El rococó apareció en las pasarelas de moda en 2023 y 2024, y era tan prominente en Pinterest que, en 2025, Target entró en acción, publicando un tablón de tendencias rococó que señalaba a los compradores espejos dorados y querubines en tonos pastel. El estampado de los productos era un damasco gris claro, casi idéntico al papel tapiz que cuelga en el Despacho Oval de Trump.
En noviembre, un país enamorado (otra vez) de la riqueza populista eligió (otra vez) a un presidente rococó. En el Estados Unidos de Trump, todo es oro. ¿Nuestro nuevo escudo antimisiles de 175 mil millones de dólares? Es una cúpula dorada, por supuesto. Y a juzgar por las imágenes en 3D, convertirá todo el país en una reluciente bandeja de queso dorada.
¿Quieres venir a Estados Unidos con el visado EB-5 para inmigrantes inversores? Seguramente te refieres a la tarjeta dorada de Trump. A diferencia de la última versión, cuesta cinco millones de dólares, pero te permite no pagar impuestos estadunidenses por tus ingresos en el extranjero.

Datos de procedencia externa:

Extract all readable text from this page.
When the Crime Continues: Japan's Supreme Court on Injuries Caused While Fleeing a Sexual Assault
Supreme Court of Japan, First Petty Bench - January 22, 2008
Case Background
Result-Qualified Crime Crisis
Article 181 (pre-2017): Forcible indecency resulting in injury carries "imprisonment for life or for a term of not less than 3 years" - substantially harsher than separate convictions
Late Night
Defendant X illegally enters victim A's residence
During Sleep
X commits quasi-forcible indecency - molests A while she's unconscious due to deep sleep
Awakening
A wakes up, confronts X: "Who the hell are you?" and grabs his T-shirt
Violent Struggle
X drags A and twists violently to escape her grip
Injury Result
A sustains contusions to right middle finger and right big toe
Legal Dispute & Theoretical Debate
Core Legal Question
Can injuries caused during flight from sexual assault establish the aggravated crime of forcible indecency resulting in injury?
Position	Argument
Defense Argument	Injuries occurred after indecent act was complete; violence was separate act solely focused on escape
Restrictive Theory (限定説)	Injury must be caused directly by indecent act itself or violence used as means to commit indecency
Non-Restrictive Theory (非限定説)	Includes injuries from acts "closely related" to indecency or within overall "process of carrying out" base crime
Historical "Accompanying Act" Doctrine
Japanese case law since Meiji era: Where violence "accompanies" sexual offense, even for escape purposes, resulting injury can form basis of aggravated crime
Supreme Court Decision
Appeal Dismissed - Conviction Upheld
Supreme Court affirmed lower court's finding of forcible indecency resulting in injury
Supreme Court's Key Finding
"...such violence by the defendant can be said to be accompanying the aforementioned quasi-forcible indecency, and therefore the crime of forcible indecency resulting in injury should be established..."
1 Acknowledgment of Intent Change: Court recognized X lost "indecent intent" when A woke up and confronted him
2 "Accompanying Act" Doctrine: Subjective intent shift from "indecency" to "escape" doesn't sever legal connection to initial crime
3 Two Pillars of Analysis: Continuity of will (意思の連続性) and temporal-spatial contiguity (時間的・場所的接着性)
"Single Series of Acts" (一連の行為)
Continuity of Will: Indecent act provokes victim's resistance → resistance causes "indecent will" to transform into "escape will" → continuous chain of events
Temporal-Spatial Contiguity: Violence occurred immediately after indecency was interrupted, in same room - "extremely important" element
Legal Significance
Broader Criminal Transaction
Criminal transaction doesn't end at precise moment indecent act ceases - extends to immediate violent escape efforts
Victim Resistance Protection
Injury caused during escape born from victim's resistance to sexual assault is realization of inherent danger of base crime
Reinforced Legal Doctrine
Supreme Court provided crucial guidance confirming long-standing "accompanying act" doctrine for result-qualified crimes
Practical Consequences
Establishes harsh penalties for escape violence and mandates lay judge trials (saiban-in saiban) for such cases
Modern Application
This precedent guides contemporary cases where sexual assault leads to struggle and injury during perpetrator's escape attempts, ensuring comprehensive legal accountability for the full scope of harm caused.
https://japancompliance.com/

Entonces, ¿esto es lo que somos?
Hay algo muy estadunidense en un hombre que quiere ser rey y revolucionario a la vez. Y hay algo muy estadunidense en la ambición por el oro. No deberíamos olvidar que grandes áreas de esta nación se desarrollaron y destruyeron gracias a ello. Y no debemos olvidar que nuestra riqueza se ha utilizado a menudo no para mejorar la comunidad, sino para el enriquecimiento personal.
Esta primavera, Trump invitó a la presentadora de Fox News, Laura Ingraham, al Despacho Oval para mostrar sus habilidades redecorativas. Señaló la decoración rococó.
“La gente ha intentado inventar una pintura dorada que pareciera oro, y nunca lo han conseguido”, le dijo. “Por eso esto es oro”.
Pero los que lo vemos en casa sabemos que el tiempo siempre revela que el rococó no es más que yeso dorado. Por desgracia para Estados Unidos, nos gusta así.